After Kurt and Starchild make peace, Becky shows Blaine a picture of Starchild pecking Kurt on the cheek and he tries to downplay his annoyance. This seems to foreshadow an upcoming “Blaine is jealous of Starchild!!” story line. I am, in all sincerity, no longer sure whether the Glee writers know that it is possible for relationships to have issues that have absolutely nothing to do with real or perceived infidelity. Here is a free list of obstacles Kurt and Blaine could face that have nothing to do with that: the stress of planning a wedding, the adjustment period after moving in together, the financial crunch of trying to get by in the city, a neighborhood garbage truck that’s too loud, a Fire Island summer share that’s only available mid-week, an apartment that does not allow spontaneous musical numbers after 10 p.m., a fire that destroys all of Blaine’s bow ties but none of Kurt’s scarves, a Sharknado. Help yourselves, writers.
Back at McKinley, Tina and Artie are at each other’s throats as they wait to hear who the class valedictorian will be. (Since I’ve never seen either of them doing anything remotely resembling schoolwork, I vote for Blaine, who I once saw reading a Goosebumps book in the library.) Principal Sylvester requires them to do a speech-off, which is, of course, preceded by a sing-off in the choir room.

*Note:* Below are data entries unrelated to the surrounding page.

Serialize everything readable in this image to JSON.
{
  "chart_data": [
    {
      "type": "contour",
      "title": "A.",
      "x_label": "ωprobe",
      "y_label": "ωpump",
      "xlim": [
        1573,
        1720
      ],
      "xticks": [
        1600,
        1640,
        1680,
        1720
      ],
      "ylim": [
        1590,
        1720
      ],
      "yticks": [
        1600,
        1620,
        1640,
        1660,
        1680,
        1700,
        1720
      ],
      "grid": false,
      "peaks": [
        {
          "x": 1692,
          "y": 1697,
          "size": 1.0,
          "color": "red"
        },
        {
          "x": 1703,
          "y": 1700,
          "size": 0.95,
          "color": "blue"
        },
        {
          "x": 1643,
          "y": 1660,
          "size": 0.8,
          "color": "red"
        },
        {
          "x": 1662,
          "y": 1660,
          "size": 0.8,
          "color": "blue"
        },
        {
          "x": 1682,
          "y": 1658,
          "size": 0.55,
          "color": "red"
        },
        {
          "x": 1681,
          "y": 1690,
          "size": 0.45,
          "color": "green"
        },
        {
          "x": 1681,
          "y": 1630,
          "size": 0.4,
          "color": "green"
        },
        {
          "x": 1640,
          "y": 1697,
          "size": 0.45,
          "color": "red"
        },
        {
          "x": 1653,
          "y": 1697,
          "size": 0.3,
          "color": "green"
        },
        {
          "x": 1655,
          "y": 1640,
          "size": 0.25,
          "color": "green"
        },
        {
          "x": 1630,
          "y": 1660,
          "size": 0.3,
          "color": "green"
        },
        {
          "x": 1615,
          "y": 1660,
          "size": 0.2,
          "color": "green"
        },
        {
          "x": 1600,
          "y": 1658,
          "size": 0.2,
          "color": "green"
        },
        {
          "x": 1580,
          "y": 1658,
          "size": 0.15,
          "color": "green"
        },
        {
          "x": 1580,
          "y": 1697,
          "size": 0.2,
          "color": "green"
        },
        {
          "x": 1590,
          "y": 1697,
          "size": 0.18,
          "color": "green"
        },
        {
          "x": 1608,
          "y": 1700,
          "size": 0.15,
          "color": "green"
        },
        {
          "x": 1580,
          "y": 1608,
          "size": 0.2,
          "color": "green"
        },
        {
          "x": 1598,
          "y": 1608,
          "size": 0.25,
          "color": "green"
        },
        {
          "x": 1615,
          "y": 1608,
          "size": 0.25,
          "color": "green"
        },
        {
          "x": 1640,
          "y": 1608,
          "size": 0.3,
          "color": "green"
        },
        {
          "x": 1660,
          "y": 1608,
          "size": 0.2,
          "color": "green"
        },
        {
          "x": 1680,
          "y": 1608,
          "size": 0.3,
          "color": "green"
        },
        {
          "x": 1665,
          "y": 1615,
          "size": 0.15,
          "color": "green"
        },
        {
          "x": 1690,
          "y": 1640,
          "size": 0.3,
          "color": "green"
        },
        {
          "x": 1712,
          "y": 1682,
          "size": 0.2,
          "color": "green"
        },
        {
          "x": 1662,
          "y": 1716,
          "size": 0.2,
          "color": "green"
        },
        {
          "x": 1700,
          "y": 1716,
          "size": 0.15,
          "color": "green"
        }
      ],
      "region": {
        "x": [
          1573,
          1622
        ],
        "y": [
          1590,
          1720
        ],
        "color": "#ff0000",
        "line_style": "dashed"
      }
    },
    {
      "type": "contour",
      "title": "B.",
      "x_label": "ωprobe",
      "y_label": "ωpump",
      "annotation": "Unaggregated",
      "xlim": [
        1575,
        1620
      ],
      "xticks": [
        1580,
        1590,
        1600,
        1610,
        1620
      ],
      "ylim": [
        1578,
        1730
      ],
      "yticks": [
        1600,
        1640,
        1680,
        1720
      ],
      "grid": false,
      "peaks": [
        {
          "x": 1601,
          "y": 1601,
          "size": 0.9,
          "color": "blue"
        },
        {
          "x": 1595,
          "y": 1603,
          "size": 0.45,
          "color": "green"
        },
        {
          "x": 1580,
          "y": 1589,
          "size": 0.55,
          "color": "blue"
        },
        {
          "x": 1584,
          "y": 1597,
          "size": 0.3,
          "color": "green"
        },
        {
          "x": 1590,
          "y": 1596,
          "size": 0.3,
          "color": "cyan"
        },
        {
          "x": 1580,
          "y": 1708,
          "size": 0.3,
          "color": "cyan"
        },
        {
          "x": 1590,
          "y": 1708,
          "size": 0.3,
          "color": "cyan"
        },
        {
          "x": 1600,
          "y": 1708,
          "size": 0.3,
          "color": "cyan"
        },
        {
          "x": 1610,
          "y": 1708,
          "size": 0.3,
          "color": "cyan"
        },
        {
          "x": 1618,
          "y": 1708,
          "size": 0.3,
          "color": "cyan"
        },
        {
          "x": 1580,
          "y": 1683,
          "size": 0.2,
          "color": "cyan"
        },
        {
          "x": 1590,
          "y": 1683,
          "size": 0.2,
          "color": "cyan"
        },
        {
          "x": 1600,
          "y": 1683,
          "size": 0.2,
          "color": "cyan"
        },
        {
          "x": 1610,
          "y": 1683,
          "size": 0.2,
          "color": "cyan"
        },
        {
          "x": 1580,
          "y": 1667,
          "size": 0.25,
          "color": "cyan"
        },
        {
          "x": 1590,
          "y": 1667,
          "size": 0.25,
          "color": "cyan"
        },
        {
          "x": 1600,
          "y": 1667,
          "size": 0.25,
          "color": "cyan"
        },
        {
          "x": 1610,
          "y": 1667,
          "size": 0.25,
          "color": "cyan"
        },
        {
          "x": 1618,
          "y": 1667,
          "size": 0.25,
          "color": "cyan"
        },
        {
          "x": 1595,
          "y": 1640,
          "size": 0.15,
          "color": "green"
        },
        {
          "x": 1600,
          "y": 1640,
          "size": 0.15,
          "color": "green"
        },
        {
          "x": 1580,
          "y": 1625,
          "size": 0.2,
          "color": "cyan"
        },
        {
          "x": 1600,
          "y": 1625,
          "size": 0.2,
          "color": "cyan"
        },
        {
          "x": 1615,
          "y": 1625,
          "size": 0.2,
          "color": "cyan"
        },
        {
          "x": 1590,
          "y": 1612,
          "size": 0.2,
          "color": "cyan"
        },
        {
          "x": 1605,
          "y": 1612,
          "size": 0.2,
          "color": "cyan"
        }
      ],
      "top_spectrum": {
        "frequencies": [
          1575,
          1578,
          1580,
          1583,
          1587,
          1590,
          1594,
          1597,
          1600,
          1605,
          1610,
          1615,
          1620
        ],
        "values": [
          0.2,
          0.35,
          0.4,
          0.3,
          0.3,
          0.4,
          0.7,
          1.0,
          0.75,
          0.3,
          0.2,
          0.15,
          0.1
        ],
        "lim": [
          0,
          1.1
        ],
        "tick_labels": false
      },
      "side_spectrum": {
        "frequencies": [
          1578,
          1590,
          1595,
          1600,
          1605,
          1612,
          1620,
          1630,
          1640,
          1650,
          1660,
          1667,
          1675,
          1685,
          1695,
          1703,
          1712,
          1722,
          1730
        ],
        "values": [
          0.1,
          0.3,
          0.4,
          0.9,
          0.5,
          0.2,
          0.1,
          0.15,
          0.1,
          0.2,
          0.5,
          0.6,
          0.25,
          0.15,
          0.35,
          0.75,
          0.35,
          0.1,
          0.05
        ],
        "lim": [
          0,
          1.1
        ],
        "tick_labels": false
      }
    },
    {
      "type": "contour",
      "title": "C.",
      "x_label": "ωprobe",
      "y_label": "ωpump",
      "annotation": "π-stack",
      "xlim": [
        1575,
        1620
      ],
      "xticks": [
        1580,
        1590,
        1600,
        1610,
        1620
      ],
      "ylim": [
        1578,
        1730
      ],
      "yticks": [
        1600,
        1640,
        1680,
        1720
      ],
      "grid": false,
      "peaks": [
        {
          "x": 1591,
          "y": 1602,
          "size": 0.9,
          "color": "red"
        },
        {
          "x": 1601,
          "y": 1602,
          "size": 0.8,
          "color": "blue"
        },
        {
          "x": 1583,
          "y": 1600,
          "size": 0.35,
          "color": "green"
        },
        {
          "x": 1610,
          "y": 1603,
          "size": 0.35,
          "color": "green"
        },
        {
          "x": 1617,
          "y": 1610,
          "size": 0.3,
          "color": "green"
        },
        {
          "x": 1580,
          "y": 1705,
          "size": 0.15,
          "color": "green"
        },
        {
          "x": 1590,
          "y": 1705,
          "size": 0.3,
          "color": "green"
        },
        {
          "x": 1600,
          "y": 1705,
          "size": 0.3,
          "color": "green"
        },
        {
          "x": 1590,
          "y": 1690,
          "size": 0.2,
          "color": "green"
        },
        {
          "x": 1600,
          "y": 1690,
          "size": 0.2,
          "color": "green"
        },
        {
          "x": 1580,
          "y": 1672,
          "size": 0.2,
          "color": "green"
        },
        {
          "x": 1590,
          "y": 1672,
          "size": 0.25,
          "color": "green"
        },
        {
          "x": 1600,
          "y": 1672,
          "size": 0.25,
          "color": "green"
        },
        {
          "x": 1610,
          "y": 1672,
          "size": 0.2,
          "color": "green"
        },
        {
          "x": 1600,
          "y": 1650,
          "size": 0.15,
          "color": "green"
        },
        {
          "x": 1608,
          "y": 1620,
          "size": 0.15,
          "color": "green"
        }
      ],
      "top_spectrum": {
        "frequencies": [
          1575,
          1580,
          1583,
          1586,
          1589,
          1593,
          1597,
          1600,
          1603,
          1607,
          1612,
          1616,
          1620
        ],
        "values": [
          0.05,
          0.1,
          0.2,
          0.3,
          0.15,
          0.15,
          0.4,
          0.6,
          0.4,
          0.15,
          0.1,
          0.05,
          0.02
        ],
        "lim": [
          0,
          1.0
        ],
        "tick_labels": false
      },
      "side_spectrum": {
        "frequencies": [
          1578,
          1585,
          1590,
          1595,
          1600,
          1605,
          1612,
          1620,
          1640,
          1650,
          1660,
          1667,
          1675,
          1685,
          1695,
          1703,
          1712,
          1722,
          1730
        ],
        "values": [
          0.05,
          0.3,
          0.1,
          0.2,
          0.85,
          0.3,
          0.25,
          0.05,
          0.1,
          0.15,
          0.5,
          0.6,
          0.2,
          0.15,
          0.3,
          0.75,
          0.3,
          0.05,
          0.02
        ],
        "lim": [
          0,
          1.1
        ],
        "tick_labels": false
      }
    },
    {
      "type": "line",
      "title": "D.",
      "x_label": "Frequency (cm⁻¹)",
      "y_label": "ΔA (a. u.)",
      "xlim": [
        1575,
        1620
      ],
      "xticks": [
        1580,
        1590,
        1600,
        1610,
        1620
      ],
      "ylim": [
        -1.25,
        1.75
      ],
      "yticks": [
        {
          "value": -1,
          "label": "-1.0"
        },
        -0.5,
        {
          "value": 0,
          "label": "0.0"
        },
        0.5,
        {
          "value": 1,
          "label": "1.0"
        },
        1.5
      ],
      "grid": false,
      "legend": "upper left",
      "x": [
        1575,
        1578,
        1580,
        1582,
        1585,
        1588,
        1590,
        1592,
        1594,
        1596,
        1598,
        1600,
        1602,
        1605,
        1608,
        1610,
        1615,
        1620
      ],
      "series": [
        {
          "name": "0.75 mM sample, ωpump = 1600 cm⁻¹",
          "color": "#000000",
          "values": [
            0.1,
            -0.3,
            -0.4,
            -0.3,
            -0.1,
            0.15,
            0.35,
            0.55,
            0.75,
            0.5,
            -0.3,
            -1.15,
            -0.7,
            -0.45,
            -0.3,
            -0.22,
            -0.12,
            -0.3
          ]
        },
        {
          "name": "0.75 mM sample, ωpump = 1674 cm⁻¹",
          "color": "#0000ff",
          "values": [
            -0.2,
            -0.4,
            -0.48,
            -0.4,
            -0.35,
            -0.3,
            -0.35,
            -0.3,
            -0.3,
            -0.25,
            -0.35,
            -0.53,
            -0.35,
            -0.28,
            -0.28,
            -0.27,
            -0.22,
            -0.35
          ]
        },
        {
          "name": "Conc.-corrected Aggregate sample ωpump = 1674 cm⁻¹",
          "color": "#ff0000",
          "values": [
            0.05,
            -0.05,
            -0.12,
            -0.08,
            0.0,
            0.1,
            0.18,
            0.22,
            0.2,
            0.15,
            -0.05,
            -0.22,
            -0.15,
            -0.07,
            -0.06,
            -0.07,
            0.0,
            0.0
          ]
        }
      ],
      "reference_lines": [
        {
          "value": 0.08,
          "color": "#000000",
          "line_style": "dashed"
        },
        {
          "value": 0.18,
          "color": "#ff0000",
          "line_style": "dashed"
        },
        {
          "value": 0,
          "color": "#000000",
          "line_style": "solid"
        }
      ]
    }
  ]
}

It’s not a ground-breaking story line. But it worked. I felt for Artie and for Tina. I felt for Blaine, who really is sorry to always “get things handed” to him. And I loved that the three of them, heads put together, find Kelly Clarkson to be the best solution to any given problem, because Kelly Clarkson solves everything. All of this is to say: I don’t hate Glee. I miss Glee. And I saw a tiny bit of the Glee I miss in the moments that unfolded in the choir room this week. Artie and Tina’s legitimate belief that a sing-off could solve all of their problems. The small stakes but legitimate horror that unfolds when Tina pushes Artie out of his wheelchair. The belief that “Breakway” is, like, about us, guys. The easy camaraderie between the kids, found in Sam and Ryder’s hand-clapping game, the way Marley and Kitty laugh with each other, and the simple fact that Unique is present and allowed to be who she is.

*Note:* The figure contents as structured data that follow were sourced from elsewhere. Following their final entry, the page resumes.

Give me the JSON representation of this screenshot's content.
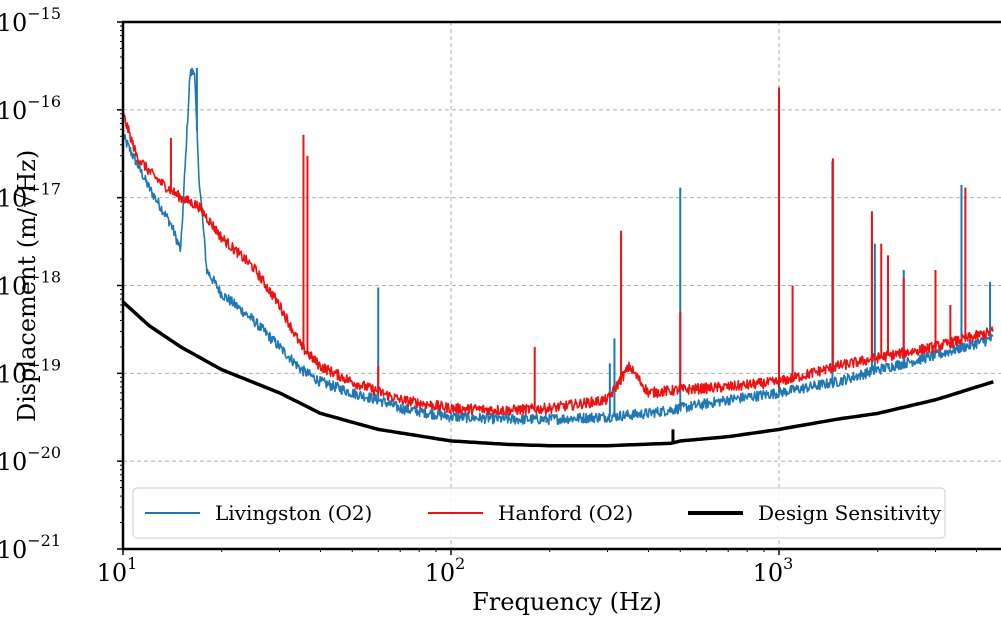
{
  "chart_data": {
    "type": "line",
    "xlabel": "Frequency (Hz)",
    "ylabel": "Displacement (m/√Hz)",
    "xscale": "log",
    "yscale": "log",
    "xlim": [
      10,
      4500
    ],
    "ylim": [
      1e-21,
      1e-15
    ],
    "grid": true,
    "legend_position": "bottom",
    "x_ticks": [
      {
        "value": 10,
        "base": "10",
        "exp": "1"
      },
      {
        "value": 100,
        "base": "10",
        "exp": "2"
      },
      {
        "value": 1000,
        "base": "10",
        "exp": "3"
      }
    ],
    "y_ticks": [
      {
        "value": 1e-15,
        "base": "10",
        "exp": "−15"
      },
      {
        "value": 1e-16,
        "base": "10",
        "exp": "−16"
      },
      {
        "value": 1e-17,
        "base": "10",
        "exp": "−17"
      },
      {
        "value": 1e-18,
        "base": "10",
        "exp": "−18"
      },
      {
        "value": 1e-19,
        "base": "10",
        "exp": "−19"
      },
      {
        "value": 1e-20,
        "base": "10",
        "exp": "−20"
      },
      {
        "value": 1e-21,
        "base": "10",
        "exp": "−21"
      }
    ],
    "series": [
      {
        "name": "Livingston (O2)",
        "color": "#1f77b4",
        "points": [
          [
            10,
            5e-17
          ],
          [
            11,
            2.5e-17
          ],
          [
            12,
            1.3e-17
          ],
          [
            13,
            8e-18
          ],
          [
            14,
            5e-18
          ],
          [
            15,
            2.5e-18
          ],
          [
            16,
            2.5e-16
          ],
          [
            16.5,
            3e-16
          ],
          [
            17,
            2e-17
          ],
          [
            18,
            1.5e-18
          ],
          [
            20,
            8e-19
          ],
          [
            22,
            6e-19
          ],
          [
            25,
            4e-19
          ],
          [
            30,
            2e-19
          ],
          [
            35,
            1.1e-19
          ],
          [
            40,
            8e-20
          ],
          [
            50,
            6e-20
          ],
          [
            60,
            5e-20
          ],
          [
            70,
            4e-20
          ],
          [
            100,
            3.2e-20
          ],
          [
            150,
            3e-20
          ],
          [
            200,
            3e-20
          ],
          [
            300,
            3.2e-20
          ],
          [
            400,
            3.5e-20
          ],
          [
            500,
            4e-20
          ],
          [
            700,
            5e-20
          ],
          [
            1000,
            6e-20
          ],
          [
            1500,
            8e-20
          ],
          [
            2000,
            1.1e-19
          ],
          [
            3000,
            1.6e-19
          ],
          [
            4500,
            2.5e-19
          ]
        ],
        "peaks": [
          [
            16.3,
            2.5e-16
          ],
          [
            16.8,
            3e-16
          ],
          [
            60,
            9.5e-19
          ],
          [
            305,
            1.3e-19
          ],
          [
            315,
            2.5e-19
          ],
          [
            500,
            1.3e-17
          ],
          [
            1000,
            1.5e-16
          ],
          [
            1455,
            2.6e-17
          ],
          [
            1920,
            6e-18
          ],
          [
            1960,
            3e-18
          ],
          [
            2400,
            1.5e-18
          ],
          [
            3600,
            1.4e-17
          ],
          [
            4400,
            1.1e-18
          ]
        ]
      },
      {
        "name": "Hanford (O2)",
        "color": "#ee1111",
        "points": [
          [
            10,
            9e-17
          ],
          [
            11,
            3e-17
          ],
          [
            12,
            2e-17
          ],
          [
            13,
            1.5e-17
          ],
          [
            15,
            1e-17
          ],
          [
            17,
            8e-18
          ],
          [
            20,
            3.5e-18
          ],
          [
            25,
            1.6e-18
          ],
          [
            30,
            6e-19
          ],
          [
            35,
            2e-19
          ],
          [
            40,
            1.2e-19
          ],
          [
            50,
            8e-20
          ],
          [
            70,
            5e-20
          ],
          [
            100,
            4e-20
          ],
          [
            150,
            3.8e-20
          ],
          [
            200,
            4e-20
          ],
          [
            300,
            5e-20
          ],
          [
            350,
            1.2e-19
          ],
          [
            400,
            6e-20
          ],
          [
            500,
            6.5e-20
          ],
          [
            700,
            7e-20
          ],
          [
            1000,
            8e-20
          ],
          [
            1500,
            1.2e-19
          ],
          [
            2000,
            1.5e-19
          ],
          [
            3000,
            2e-19
          ],
          [
            4500,
            3e-19
          ]
        ],
        "peaks": [
          [
            14,
            4.8e-17
          ],
          [
            35.5,
            5.2e-17
          ],
          [
            36.5,
            3e-17
          ],
          [
            60,
            1.2e-19
          ],
          [
            180,
            2e-19
          ],
          [
            330,
            4.2e-18
          ],
          [
            500,
            5e-19
          ],
          [
            1000,
            1.8e-16
          ],
          [
            1100,
            1e-18
          ],
          [
            1460,
            2.8e-17
          ],
          [
            1920,
            7e-18
          ],
          [
            2050,
            3e-18
          ],
          [
            2150,
            2.2e-18
          ],
          [
            2400,
            1.2e-18
          ],
          [
            3000,
            1.5e-18
          ],
          [
            3330,
            6e-19
          ],
          [
            3700,
            1.3e-17
          ]
        ]
      },
      {
        "name": "Design Sensitivity",
        "color": "#000000",
        "points": [
          [
            10,
            6.5e-19
          ],
          [
            12,
            3.5e-19
          ],
          [
            15,
            2e-19
          ],
          [
            20,
            1.1e-19
          ],
          [
            30,
            6e-20
          ],
          [
            40,
            3.5e-20
          ],
          [
            60,
            2.3e-20
          ],
          [
            100,
            1.7e-20
          ],
          [
            150,
            1.55e-20
          ],
          [
            200,
            1.5e-20
          ],
          [
            300,
            1.5e-20
          ],
          [
            470,
            1.6e-20
          ],
          [
            500,
            1.7e-20
          ],
          [
            700,
            1.9e-20
          ],
          [
            1000,
            2.3e-20
          ],
          [
            1500,
            3e-20
          ],
          [
            2000,
            3.5e-20
          ],
          [
            3000,
            5e-20
          ],
          [
            4500,
            8e-20
          ]
        ],
        "peaks": [
          [
            475,
            2.3e-20
          ]
        ]
      }
    ]
  }
}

And of course — of course — the New New Directions are finally hitting their stride now that Glee has announced it will be moving to New York permanently. There will be lots more to say about that transition as it continues to unfold and as spoilers and speculation become reality. But it’s a shame – an understandable shame, but a shame nonetheless — that the show will be abandoning this little unit of New New Directions. They’ve only just become a crew worth rooting for.